² I am being sarcastic, of course.  But the underlying point is real enough.  In a christianpost.com blog titled “Would You Want an Atheist for a Neighbor?”, the writer was not being sarcastic at all when he lamented “the frenetic and uninformed screeds that atheists purchase and read by the truckload.”  Yes, all my neighbors are getting tired of seeing the UPS truck roll into my driveway, delivering more of those atheist screeds.  I wouldn’t want to be my neighbor either.
³ Actually, aren’t we all born that way?
Read 5 comments below | Read other posts in News and Comment

5 responses to Who’s the Atheist of Them All?

  1. Bruce says:

    Well ho-ho-ho Craig. Me too. My evolution story is somewhat complicated though it started simply. The nuns did it. In third grade Catholic religious instruction, the nuns were mean and nasty, as expected. But when they told me essentially that my best friend would have to go to hell, I refused to believe that, and soon concluded that that this whole mean and petty “God” thing they were selling could not be real. My friend happened to be Jewish though I didn’t know what that meant at the time, just that he wasn’t Catholic.

    It might seem odd then that I would convert to Judaism before my first marriage. There were practical reasons for this and I have no regrets family-wise. I worked with a Reform rabbi and I was open with him about my lack of belief in God. He said that there was room in Judaism for a spectrum of beliefs in God – look at Einstein and Spinoza (though Spinoza was kicked out for professing that God is really Nature). The emphasis was more on tradition and community and less on the supernatural. What is important is how you live THIS life, not to prepare for some possible future life (I’m still not real clear on what the Jewish view of the afterlife might be, but i think Paul Simon’s recent song “The Afterlife” might have nailed it – very funny song). Reform Judaism seemed closer to humanism to me, compared to Catholicism and its angry, nosy, petty, punishing God.

    The terminology is tricky. I’m ok with atheist though some say this implies complete certainty. Do I absolutely know that there is no God? Close enough for my purposes, though I don’t have proof either way. Agnostic sounds like I have no opinion on the matter. I sort of like non-believer. I don’t believe in Zeus or Thor or the tooth fairy though I can’t prove they don’t exist. Same for the supernatural being currently favored by most Americans, though I’m pretty sure that all of these supernatural things are imaginary.
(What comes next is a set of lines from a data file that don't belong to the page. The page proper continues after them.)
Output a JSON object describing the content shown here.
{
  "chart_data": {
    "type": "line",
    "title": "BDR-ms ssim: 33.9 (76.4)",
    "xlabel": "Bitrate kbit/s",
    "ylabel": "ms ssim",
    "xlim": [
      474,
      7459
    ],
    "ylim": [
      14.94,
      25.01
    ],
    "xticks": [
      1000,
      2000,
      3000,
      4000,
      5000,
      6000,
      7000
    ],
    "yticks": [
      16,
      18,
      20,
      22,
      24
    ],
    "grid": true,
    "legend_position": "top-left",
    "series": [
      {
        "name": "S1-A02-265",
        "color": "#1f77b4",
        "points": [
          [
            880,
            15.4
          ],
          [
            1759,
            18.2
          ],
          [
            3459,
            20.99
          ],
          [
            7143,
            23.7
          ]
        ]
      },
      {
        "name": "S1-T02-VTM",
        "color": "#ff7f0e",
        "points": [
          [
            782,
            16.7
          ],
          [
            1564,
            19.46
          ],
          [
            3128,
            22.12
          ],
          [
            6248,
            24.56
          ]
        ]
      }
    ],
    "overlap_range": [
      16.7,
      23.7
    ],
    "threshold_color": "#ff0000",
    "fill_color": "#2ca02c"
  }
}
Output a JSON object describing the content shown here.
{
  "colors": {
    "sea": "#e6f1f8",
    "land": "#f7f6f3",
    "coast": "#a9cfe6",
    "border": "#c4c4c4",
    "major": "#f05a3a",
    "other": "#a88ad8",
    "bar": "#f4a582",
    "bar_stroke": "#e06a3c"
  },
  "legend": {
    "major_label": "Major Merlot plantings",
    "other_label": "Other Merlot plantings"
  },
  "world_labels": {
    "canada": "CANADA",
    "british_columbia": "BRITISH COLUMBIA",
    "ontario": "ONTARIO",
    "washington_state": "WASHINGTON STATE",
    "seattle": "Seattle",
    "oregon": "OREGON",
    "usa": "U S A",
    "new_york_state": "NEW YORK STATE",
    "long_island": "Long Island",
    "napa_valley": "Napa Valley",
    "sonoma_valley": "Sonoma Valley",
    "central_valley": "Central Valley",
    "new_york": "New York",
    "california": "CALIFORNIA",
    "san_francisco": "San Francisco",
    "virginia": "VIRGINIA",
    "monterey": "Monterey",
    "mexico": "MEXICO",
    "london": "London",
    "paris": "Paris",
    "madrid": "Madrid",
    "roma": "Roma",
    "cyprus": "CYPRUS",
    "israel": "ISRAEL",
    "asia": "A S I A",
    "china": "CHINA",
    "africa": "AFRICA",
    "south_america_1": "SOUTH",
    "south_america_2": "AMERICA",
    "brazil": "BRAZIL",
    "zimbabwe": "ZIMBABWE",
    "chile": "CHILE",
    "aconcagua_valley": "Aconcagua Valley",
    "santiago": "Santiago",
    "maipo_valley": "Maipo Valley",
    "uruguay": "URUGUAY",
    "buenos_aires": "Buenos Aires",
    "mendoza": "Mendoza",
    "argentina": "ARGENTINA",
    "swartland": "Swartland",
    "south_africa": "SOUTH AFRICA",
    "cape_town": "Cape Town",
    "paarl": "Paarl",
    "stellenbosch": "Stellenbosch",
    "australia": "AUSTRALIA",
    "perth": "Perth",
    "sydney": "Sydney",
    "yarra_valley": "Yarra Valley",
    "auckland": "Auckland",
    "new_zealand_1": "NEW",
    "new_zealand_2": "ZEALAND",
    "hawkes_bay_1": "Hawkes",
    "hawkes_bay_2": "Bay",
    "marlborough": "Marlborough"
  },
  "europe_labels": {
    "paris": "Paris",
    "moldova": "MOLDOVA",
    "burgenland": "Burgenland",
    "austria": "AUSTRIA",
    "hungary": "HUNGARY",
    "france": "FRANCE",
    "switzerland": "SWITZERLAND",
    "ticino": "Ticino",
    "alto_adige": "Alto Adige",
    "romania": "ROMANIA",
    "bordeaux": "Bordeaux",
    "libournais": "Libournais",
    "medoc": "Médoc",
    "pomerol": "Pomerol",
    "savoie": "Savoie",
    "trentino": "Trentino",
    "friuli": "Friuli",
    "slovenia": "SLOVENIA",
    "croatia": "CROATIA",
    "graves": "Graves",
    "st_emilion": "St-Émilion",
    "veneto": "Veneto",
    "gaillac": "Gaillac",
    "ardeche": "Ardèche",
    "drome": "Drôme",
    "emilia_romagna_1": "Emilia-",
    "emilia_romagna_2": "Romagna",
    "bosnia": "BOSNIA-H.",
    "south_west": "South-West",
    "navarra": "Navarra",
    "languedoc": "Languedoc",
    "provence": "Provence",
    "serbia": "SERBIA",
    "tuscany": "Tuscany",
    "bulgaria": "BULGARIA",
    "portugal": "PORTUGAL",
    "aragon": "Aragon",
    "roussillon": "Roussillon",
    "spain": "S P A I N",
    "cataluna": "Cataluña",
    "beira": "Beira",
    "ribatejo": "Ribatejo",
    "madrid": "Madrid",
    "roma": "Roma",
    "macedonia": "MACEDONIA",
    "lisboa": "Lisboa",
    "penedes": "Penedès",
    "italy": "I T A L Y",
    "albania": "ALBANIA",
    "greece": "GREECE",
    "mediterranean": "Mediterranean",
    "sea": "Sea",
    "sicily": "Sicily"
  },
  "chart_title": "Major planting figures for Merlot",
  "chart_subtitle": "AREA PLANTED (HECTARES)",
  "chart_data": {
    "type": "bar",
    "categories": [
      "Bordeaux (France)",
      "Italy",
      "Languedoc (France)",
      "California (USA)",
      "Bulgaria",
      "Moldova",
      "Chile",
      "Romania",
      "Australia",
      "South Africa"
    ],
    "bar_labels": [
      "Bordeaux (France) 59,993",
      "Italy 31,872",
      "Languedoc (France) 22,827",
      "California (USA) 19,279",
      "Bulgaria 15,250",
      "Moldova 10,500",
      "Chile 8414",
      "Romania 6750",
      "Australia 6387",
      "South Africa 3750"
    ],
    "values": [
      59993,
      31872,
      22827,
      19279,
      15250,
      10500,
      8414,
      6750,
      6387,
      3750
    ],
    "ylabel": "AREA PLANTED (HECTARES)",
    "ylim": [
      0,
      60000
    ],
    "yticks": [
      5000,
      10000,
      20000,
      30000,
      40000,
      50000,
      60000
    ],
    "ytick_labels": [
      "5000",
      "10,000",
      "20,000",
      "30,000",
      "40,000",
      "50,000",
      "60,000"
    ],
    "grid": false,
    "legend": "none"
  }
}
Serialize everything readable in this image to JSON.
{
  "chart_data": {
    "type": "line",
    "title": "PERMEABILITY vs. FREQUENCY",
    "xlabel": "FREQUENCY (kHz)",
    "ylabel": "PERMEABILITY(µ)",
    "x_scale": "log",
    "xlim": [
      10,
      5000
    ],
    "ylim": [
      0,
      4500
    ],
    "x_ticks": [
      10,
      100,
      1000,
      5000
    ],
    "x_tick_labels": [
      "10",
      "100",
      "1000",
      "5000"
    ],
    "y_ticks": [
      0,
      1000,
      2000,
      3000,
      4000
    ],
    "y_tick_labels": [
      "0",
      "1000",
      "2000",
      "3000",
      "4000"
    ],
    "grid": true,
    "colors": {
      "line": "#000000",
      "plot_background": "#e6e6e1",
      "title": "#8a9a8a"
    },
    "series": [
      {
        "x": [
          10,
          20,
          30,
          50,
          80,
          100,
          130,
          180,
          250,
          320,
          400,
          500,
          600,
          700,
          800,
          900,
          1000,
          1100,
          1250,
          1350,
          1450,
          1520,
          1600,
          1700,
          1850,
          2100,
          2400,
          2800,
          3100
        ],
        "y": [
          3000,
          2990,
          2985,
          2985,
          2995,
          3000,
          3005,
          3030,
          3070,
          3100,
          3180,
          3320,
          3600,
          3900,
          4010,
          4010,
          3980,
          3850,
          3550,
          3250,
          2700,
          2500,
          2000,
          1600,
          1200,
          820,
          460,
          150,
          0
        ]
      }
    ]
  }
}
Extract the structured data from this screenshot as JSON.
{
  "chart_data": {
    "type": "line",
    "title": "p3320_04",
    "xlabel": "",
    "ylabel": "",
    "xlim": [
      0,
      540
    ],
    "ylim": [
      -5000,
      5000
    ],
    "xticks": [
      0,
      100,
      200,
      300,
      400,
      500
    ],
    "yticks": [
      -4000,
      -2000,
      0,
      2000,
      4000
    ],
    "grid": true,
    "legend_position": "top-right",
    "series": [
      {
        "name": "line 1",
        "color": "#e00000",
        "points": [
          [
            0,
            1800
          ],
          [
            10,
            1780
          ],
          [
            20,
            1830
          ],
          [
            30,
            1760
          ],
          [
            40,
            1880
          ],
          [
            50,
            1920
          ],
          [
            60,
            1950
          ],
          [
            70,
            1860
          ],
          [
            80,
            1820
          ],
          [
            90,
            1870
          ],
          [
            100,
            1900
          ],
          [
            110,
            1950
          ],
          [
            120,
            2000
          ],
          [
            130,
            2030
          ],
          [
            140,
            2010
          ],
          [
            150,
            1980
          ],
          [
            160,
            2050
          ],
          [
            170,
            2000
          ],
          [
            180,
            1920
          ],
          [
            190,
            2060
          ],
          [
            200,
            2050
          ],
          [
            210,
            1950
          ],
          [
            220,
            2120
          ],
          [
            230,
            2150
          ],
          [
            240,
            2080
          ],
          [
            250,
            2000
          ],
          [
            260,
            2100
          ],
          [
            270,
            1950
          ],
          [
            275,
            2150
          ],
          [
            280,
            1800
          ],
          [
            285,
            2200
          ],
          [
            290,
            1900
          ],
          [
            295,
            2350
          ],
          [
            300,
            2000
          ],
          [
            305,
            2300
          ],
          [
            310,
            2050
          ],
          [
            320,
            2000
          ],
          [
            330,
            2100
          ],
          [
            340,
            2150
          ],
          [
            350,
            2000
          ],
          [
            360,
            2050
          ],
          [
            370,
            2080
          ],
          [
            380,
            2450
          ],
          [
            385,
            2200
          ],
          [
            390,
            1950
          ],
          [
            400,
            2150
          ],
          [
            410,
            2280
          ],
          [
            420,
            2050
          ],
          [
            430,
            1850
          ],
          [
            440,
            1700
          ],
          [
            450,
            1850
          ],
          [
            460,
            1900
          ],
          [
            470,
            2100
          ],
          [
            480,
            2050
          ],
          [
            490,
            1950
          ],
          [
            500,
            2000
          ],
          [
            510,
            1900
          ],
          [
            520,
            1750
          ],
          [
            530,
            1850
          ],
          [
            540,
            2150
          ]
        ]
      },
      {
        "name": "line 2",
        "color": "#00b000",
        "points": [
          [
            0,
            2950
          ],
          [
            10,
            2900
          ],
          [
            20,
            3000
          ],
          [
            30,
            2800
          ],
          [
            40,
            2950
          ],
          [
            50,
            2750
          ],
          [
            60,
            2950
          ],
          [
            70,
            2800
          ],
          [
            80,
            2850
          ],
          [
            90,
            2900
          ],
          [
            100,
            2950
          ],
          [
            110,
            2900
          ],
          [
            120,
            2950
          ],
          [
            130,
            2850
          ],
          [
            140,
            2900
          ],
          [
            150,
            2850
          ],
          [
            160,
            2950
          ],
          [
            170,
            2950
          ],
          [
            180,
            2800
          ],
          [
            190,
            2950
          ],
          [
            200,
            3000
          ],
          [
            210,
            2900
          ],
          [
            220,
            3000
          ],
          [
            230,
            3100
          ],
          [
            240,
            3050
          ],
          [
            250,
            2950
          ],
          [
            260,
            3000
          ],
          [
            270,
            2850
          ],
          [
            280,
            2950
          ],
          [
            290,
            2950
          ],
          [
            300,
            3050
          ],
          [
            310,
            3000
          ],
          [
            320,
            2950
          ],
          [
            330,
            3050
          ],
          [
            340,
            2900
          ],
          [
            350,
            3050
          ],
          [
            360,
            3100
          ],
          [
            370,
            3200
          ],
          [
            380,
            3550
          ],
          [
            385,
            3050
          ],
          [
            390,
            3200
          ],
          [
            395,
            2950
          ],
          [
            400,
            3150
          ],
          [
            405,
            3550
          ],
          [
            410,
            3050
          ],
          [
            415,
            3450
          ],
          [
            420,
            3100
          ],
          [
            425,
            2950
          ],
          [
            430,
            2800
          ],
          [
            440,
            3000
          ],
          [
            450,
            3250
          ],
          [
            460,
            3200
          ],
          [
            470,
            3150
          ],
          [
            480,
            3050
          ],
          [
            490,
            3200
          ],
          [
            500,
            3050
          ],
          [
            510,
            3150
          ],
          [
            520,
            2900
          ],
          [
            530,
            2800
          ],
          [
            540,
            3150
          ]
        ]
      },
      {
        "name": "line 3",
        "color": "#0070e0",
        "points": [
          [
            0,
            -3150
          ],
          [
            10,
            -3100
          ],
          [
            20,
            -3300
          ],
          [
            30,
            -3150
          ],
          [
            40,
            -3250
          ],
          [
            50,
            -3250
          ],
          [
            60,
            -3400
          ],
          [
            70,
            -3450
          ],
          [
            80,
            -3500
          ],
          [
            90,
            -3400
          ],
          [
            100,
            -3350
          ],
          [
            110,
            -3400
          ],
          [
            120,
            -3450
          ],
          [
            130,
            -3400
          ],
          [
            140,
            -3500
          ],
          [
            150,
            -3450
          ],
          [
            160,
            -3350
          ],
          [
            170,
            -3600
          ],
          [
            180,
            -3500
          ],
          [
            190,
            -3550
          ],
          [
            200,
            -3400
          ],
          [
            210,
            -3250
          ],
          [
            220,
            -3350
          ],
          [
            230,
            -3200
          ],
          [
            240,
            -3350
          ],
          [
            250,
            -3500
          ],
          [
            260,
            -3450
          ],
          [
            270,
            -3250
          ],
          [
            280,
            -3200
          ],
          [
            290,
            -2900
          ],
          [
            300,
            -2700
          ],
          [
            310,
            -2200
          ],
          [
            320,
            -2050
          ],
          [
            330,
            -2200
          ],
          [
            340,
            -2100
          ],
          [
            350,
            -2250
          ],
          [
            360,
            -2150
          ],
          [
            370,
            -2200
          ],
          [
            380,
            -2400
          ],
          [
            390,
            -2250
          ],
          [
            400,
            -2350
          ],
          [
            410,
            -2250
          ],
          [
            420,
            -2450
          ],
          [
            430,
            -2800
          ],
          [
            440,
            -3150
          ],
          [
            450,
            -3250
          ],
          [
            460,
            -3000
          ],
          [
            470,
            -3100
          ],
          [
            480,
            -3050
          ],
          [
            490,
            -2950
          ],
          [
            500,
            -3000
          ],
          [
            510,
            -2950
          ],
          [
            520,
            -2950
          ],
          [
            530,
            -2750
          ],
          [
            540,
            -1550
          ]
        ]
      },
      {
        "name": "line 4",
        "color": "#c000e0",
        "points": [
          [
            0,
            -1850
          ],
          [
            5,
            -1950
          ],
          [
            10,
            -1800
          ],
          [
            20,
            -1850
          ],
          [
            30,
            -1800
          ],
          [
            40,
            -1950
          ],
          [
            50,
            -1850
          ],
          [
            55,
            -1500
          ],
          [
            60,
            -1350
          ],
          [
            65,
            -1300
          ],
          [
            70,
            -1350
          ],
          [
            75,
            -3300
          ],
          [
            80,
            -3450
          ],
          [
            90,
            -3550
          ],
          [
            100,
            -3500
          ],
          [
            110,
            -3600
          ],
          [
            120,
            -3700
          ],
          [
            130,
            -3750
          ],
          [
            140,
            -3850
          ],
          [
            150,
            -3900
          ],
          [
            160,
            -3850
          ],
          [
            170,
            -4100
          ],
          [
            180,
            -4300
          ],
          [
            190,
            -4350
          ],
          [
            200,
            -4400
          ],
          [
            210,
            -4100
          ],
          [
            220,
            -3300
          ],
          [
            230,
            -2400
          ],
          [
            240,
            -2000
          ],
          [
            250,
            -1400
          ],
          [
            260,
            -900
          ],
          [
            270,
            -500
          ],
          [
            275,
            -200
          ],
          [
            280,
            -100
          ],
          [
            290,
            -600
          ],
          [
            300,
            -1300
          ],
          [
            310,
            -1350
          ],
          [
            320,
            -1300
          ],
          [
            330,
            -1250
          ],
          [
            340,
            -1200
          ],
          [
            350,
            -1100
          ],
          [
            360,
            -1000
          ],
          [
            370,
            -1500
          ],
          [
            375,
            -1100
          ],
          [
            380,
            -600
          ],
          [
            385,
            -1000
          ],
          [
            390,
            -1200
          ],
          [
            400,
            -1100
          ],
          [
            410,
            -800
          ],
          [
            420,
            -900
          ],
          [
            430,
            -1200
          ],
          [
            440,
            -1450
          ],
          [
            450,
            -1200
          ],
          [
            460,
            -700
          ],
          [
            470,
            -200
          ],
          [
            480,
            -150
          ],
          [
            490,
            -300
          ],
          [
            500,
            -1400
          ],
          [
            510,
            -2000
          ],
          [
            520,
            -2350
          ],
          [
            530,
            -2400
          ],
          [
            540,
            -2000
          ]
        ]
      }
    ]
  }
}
I’m not sure about Dark Matter though. 🙂

  2. Rob says:

    It’s worth nothing that even people who fear and abhor atheists are atheists themselves about all religions but one.

  3. LRT says:

    I’m not as philosophically sophisticated as you guys but I have one question. What is the origin of the universe (or who created it)?

    • Craig says:

      My answer: Don’t know! and probably will never “know” although physicists keep seeing farther back in time. Thanks for reading, LRT.

  4. your pal says:

    March 20, General Relativity Day, is a good candidate for a celebration. So would be February 12 – not only Lincoln’s birthday, but also Charles Darwin’s!

    P.S. – I’m sure that you and the new camera will do amazing things.